Falta transparência na “COP da verdade”

O Brasil não foi o único país a incluir representantes do setor dos combustíveis fósseis em sua delegação oficial. O Japão, por exemplo, registrou 33 pessoas da indústria, enquanto a França incluiu 22, conforme o levantamento da coalizão.

A COP30 é para ser a ‘COP da verdade’, mas mais de 1,5 mil lobistas continuam a se inserir nas delegações nacionais. E mais da metade deles ocultou sua afiliação”, disse Brice Böhmer, da Transparência Internacional.

Böhmer usou a expressão cunhada pelo presidente Lula para definir esta edição da conferência do clima. “A COP30 será a COP da verdade. Na era da desinformação, os obscurantistas rejeitam não só evidências da ciência, mas os progressos do multilateralismo”, disse ele em seu discurso de abertura.

Depois de muita pressão de organizações sociais, esta é a primeira COP em que os participantes que não são diplomatas ou ministros poderiam informar quem está financiando a participação deles na hora de se registrar.
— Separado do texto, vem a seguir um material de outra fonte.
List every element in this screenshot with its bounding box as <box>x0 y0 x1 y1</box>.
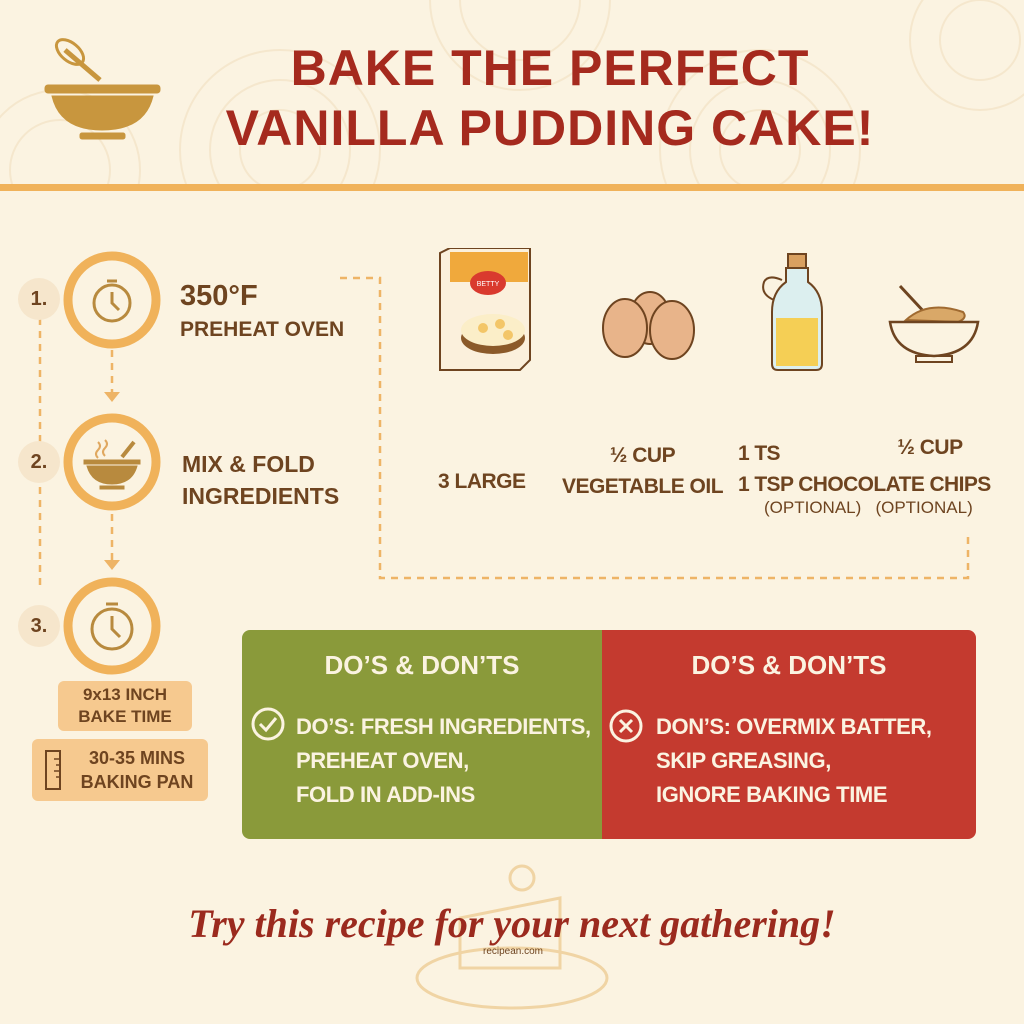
icon: whisk bowl <box>44 38 160 140</box>
ingredient: cake mix box <box>439 248 531 371</box>
icon: check <box>252 708 284 740</box>
do's text: PREHEAT OVEN, <box>296 748 469 773</box>
do's text: FOLD IN ADD-INS <box>296 782 475 807</box>
ingredient labels: 3 LARGE <box>438 470 526 493</box>
box: 9x13 inch: BAKE TIME <box>78 707 172 726</box>
icon: faint cake slice <box>416 864 608 1010</box>
text: 1 TSP CHOCOLATE CHIPS <box>738 473 991 496</box>
box: 30-35 mins: BAKING PAN <box>81 772 193 792</box>
text: 1 TS <box>738 442 780 465</box>
do's heading: DO’S & DON’TS <box>324 650 520 680</box>
don'ts text <box>656 714 932 807</box>
box: 30-35 mins <box>32 739 208 801</box>
don'ts text: DON’S: OVERMIX BATTER, <box>656 714 932 739</box>
step 1 <box>18 252 344 348</box>
step 2 number: 2. <box>31 451 47 473</box>
step 2 number <box>18 441 60 483</box>
do's text: DO’S: FRESH INGREDIENTS, <box>296 714 591 739</box>
step 2 text: MIX & FOLD <box>182 451 315 477</box>
box: 9x13 inch <box>58 681 192 731</box>
do's text <box>296 714 591 807</box>
don'ts heading: DO’S & DON’TS <box>691 650 886 680</box>
step 1 number: 1. <box>31 288 47 310</box>
icon: ruler <box>45 750 61 790</box>
don'ts text: SKIP GREASING, <box>656 748 831 773</box>
step 2 text: INGREDIENTS <box>182 483 339 509</box>
panel: do's <box>242 630 602 839</box>
box: 30-35 mins: 30-35 MINS <box>89 748 185 768</box>
divider <box>0 184 1024 191</box>
ingredient: chips bowl <box>888 285 980 363</box>
text: (OPTIONAL) (OPTIONAL) <box>764 498 973 517</box>
step 1 number <box>18 278 60 320</box>
step 3 number <box>18 605 60 647</box>
step 3 number: 3. <box>31 615 47 637</box>
footer tagline: Try this recipe for your next gathering! <box>188 901 836 946</box>
step 2 icon: mixing bowl <box>64 414 160 510</box>
step 3 icon: stopwatch <box>64 578 160 674</box>
text: ½ CUP <box>897 436 963 459</box>
box: 9x13 inch: 9x13 INCH <box>83 685 167 704</box>
step 1: PREHEAT OVEN <box>180 318 344 341</box>
text: VEGETABLE OIL <box>562 475 723 498</box>
step 2 <box>18 414 339 510</box>
watermark: recipean.com <box>483 946 543 957</box>
step 1 icon: stopwatch <box>64 252 160 348</box>
don'ts text: IGNORE BAKING TIME <box>656 782 887 807</box>
icon: cross <box>610 710 642 742</box>
step 2 text <box>182 451 339 509</box>
title: BAKE THE PERFECT <box>291 40 809 96</box>
panel: don'ts <box>602 630 976 839</box>
text: ½ CUP <box>610 444 675 467</box>
step 3 <box>18 578 160 674</box>
title: VANILLA PUDDING CAKE! <box>226 100 874 156</box>
title <box>226 40 874 156</box>
step 1 text: 350°F <box>180 280 258 312</box>
header background pattern <box>0 0 1024 184</box>
ingredient: eggs <box>602 291 695 360</box>
ingredient: oil bottle <box>762 253 823 371</box>
ingredient: cake mix box: BETTY <box>477 281 500 288</box>
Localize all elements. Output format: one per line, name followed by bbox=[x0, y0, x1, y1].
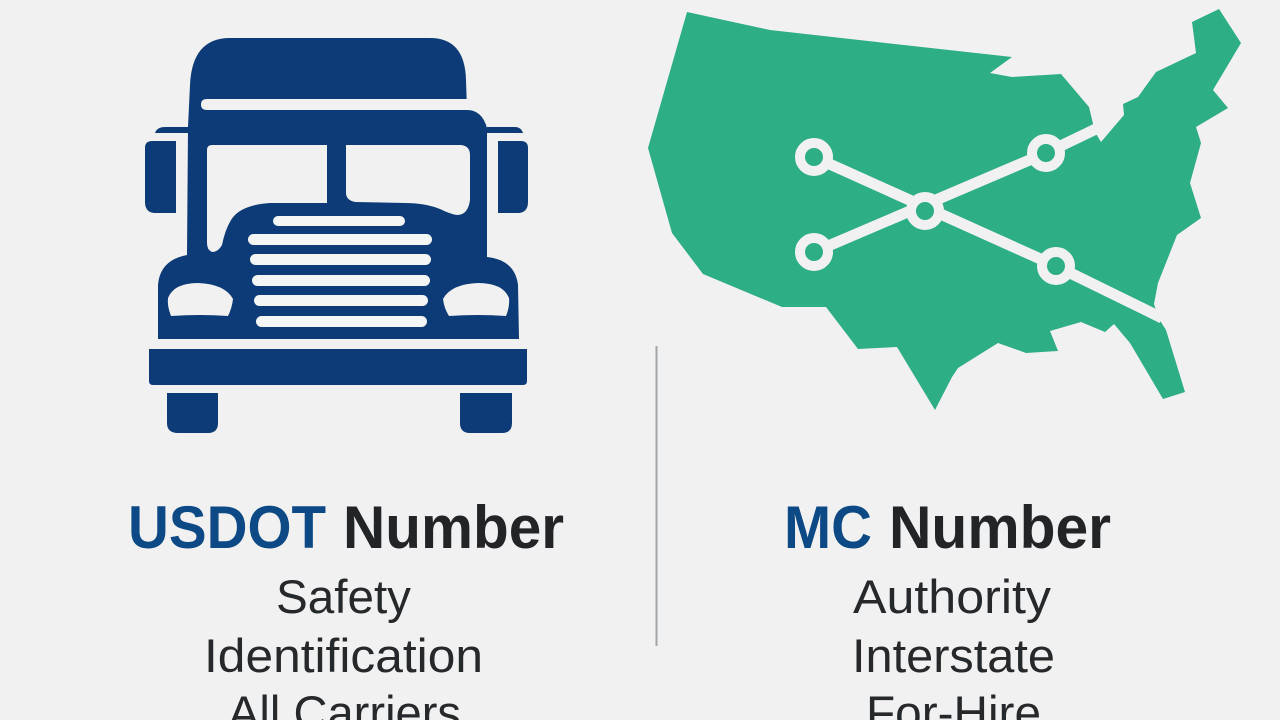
list: USDOT attributes bbox=[204, 570, 483, 720]
left windshield bbox=[207, 145, 327, 252]
right mirror arm bbox=[487, 127, 523, 133]
list: MC attributes: Interstate bbox=[852, 629, 1055, 682]
right wheel bbox=[460, 393, 512, 433]
heading: USDOT Number bbox=[128, 494, 564, 561]
heading: MC Number: Number bbox=[889, 494, 1111, 561]
right windshield bbox=[346, 145, 470, 215]
heading: USDOT Number: Number bbox=[343, 494, 564, 561]
heading: MC Number: MC bbox=[784, 494, 872, 561]
icon: US map with routes bbox=[648, 9, 1241, 410]
left mirror arm bbox=[155, 127, 188, 133]
route nodes bbox=[800, 139, 1070, 280]
bumper bbox=[149, 349, 527, 385]
list: MC attributes bbox=[852, 570, 1055, 720]
list: USDOT attributes: Identification bbox=[204, 629, 483, 682]
left headlight bbox=[168, 283, 233, 316]
heading: MC Number bbox=[784, 494, 1111, 561]
truck cab and hood bbox=[158, 38, 519, 339]
right headlight bbox=[443, 283, 509, 316]
heading: USDOT Number: USDOT bbox=[128, 494, 326, 561]
left wheel bbox=[167, 393, 218, 433]
list: MC attributes: Authority bbox=[853, 570, 1052, 623]
list: USDOT attributes: Safety bbox=[276, 570, 411, 623]
map silhouette bbox=[648, 9, 1241, 410]
route lines bbox=[814, 127, 1162, 318]
right mirror bbox=[498, 141, 528, 213]
grille bars bbox=[248, 216, 432, 327]
roof stripe bbox=[201, 99, 468, 110]
divider bbox=[656, 346, 658, 646]
left mirror bbox=[145, 141, 176, 213]
icon: truck front bbox=[145, 38, 528, 433]
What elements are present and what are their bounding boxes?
No entanto, cerca de metade (54%) dos representantes da indústria fóssil nas delegações ou não incluíram essa informação ou selecionaram categorias vagas como “convidado” e “outro”.

“Se a COP30 é de fato a COP da verdade, a Presidência e o Secretariado da UNFCCC devem se comprometer agora a revisar e fortalecer as regras de divulgação dos participantes antes das futuras cúpulas: é hora de garantir integridade e responsabilidade para restaurar a confiança”, completou Böhmer.

A Transparência Internacional e outras organizações defendem que representantes da indústria fóssil sejam excluídos de delegações nacionais e, mais do que isso, que eles não possam influenciar as negociações climáticas, para evitar conflitos de interesse.